Example: Car Repairs
Here’s a sample response and financial plan for a typical scenario – a car repair.
Response Plan for Car Repair
- Get repair quotes from at least two reputable mechanics (only one is necessary if you have a mechanic you’ve worked with and trust) in the area.
- Try to negotiate the repair price down or personally buying the parts required.
- If the repair is more than half the value of the car, consider selling or donating it and buying a new (to me) car.
- If the repair is less than $500, pay through savings or with a credit card (assuming the $500 can be repaid before the grace period ends). If the repair is greater, begin liquidating CDs starting with the shortest original maturity period (6 months is best, since the penalty will usually be only 3 months compared to 6 months on a 12-month CD) and lowest interest rate.
- Bring the car in and schedule a ride to work with a friend (or get quotes and rent a car).
- Redirect monthly savings away from another goal to replenishing the emergency fund.
Most of the numbers used are example figures used to illustrate the idea of these plans.
Deciding how much to save. My car is a 2003 Toyota Celica and we don’t anticipate major repairs on the vehicle because it’s not at the age, or mileage, where major repairs are expected. That being said, a $500 repair would be significant and so we’ve decided to set an emergency fund allocation of $500 to cover a car repair scenario. We save an extra $42 a month into the emergency fund for a year to cover this.
Our emergency fund is much larger, $2,500 a month, to cover the whole gamut of potential issues (most notably, the mortgage in case of a job loss or a major medical emergency). Our emergency fund is saved up in a CD ladder , with one rung sitting in a high yield savings account . Should we have a car accident under $3,000, we would pay for it on a credit card for the points and then pay off the credit card from savings.
Why Should I Conduct A Financial Fire Drill?
Why is this important? If you’ve ever been fired, and I have, then you know what it feels like. It’s like someone punching you in the stomach and knocking the wind out of you. It doesn’t feel good. When that pain subsides, you start feeling the pressure of having to find another job.

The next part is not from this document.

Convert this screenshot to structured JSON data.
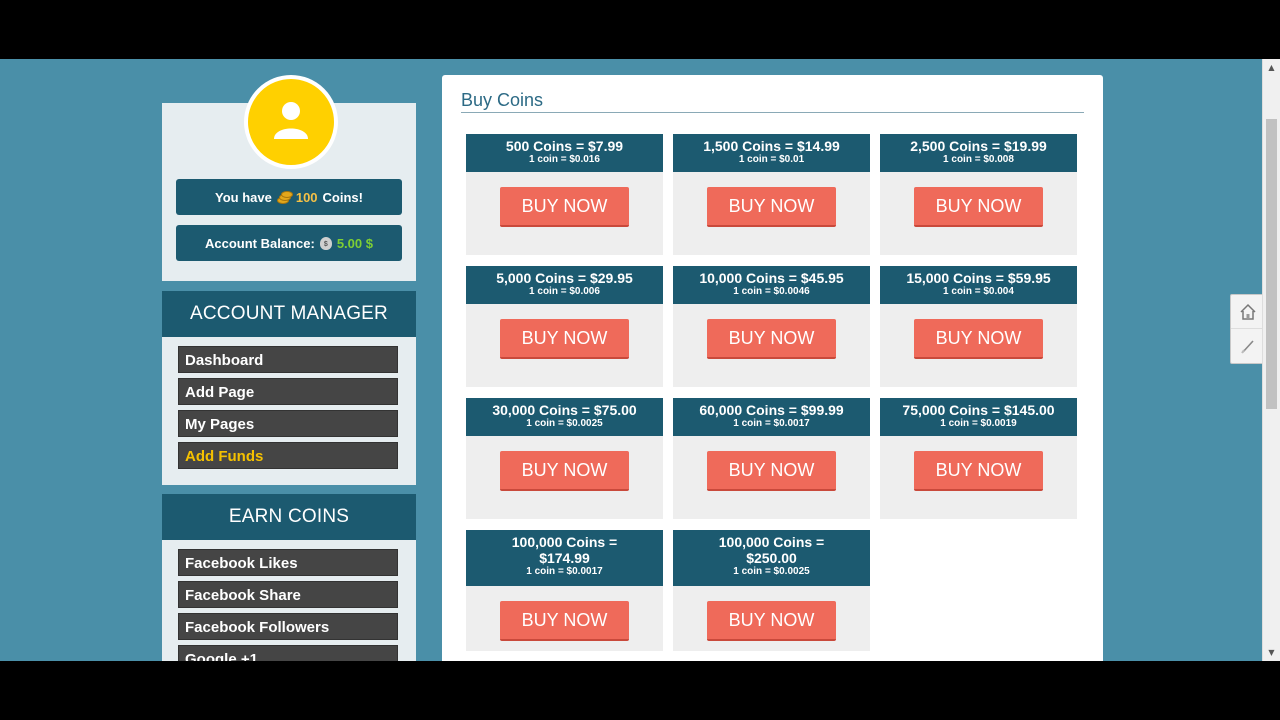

Having to “figure out” how to find another job is really difficult when you have to deal with all the emotional aspects of losing one. If you’ve planned ahead of time, then you can go through the steps without having to “figure it out.” This takes the thinking process out of the equation and just lets you work on executing it.

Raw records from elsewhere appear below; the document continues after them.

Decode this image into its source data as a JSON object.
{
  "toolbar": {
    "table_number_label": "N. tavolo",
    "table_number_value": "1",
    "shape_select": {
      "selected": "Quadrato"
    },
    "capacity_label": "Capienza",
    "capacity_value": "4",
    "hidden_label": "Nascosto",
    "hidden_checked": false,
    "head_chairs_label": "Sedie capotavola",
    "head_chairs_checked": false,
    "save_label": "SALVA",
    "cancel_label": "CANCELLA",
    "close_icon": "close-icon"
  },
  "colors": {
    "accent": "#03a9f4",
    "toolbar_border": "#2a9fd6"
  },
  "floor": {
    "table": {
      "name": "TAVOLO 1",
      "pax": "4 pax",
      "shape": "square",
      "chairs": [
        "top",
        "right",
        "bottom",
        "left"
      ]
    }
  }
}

The response plan can also help you make decisions dispassionately. In the heat of the moment, your judgment might be clouded by a variety of factors. When you’re sitting at home, with a job, with a working car, and without the pressure of an emergency weighing on your mind, you can make better informed decisions. Putting those decisions on paper can give you guidance when a real emergency happens.

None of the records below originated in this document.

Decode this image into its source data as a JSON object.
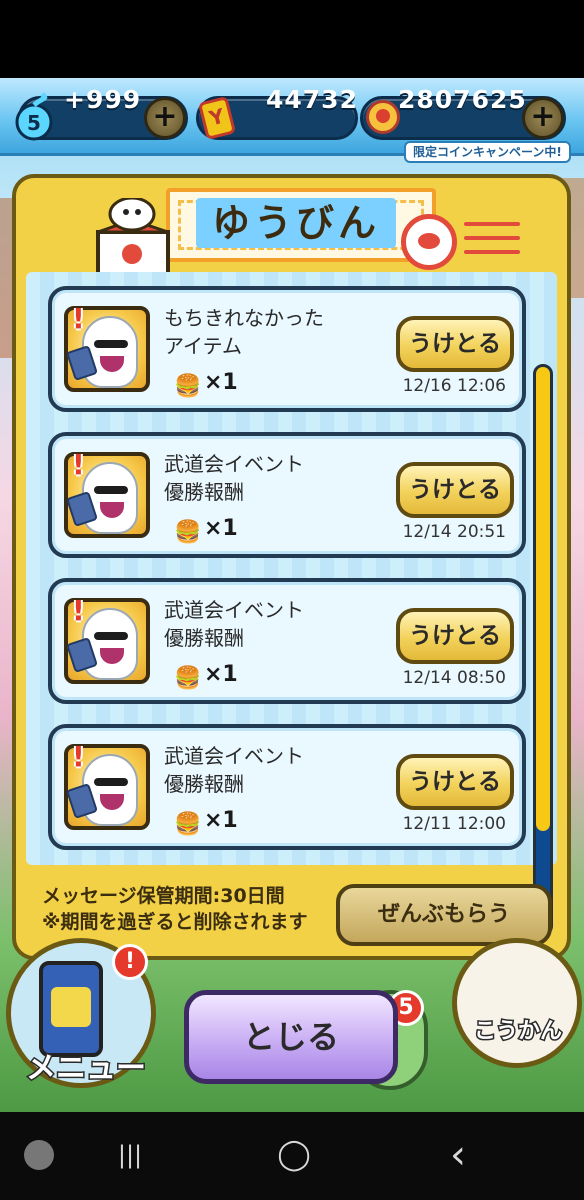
{
  "currency": {
    "spirit_count": "5",
    "spirit_amount": "+999",
    "ycard_letter": "Y",
    "points": "44732",
    "coins": "2807625",
    "campaign_label": "限定コインキャンペーン中!",
    "plus_symbol": "+"
  },
  "panel": {
    "title": "ゆうびん",
    "messages": [
      {
        "title": "もちきれなかった\nアイテム",
        "qty": "×1",
        "date": "12/16 12:06",
        "receive": "うけとる"
      },
      {
        "title": "武道会イベント\n優勝報酬",
        "qty": "×1",
        "date": "12/14 20:51",
        "receive": "うけとる"
      },
      {
        "title": "武道会イベント\n優勝報酬",
        "qty": "×1",
        "date": "12/14 08:50",
        "receive": "うけとる"
      },
      {
        "title": "武道会イベント\n優勝報酬",
        "qty": "×1",
        "date": "12/11 12:00",
        "receive": "うけとる"
      }
    ],
    "footer_line1": "メッセージ保管期間:30日間",
    "footer_line2": "※期間を過ぎると削除されます",
    "receive_all": "ぜんぶもらう",
    "scroll_fraction": 0.82
  },
  "bottom": {
    "menu_label": "メニュー",
    "menu_badge": "!",
    "close_label": "とじる",
    "notif_count": "5",
    "exchange_label": "こうかん"
  },
  "android_nav": {
    "recent": "|||",
    "home": "◯",
    "back": "‹"
  },
  "colors": {
    "panel_yellow": "#f3d146",
    "button_yellow": "#f2d25a",
    "close_purple": "#c9aef4",
    "scroll_track": "#0d4a8f",
    "alert_red": "#e53a2b"
  },
  "icons": {
    "item": "hamburger-icon",
    "stamp": "postmark-icon",
    "avatar": "whisper-ghost-icon"
  }
}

The response plan can help others make decisions for you if you’re incapacitated. Anytime you write down the decisions you’ve made in your head, you empower others to act on your behalf if you cannot. You should put your fire drill response plan next to the list of all your bank accounts  so that if someone else needs to handle your finances, they know what to do. Without guidance, they’ll use their own judgment which will invariably be different than yours.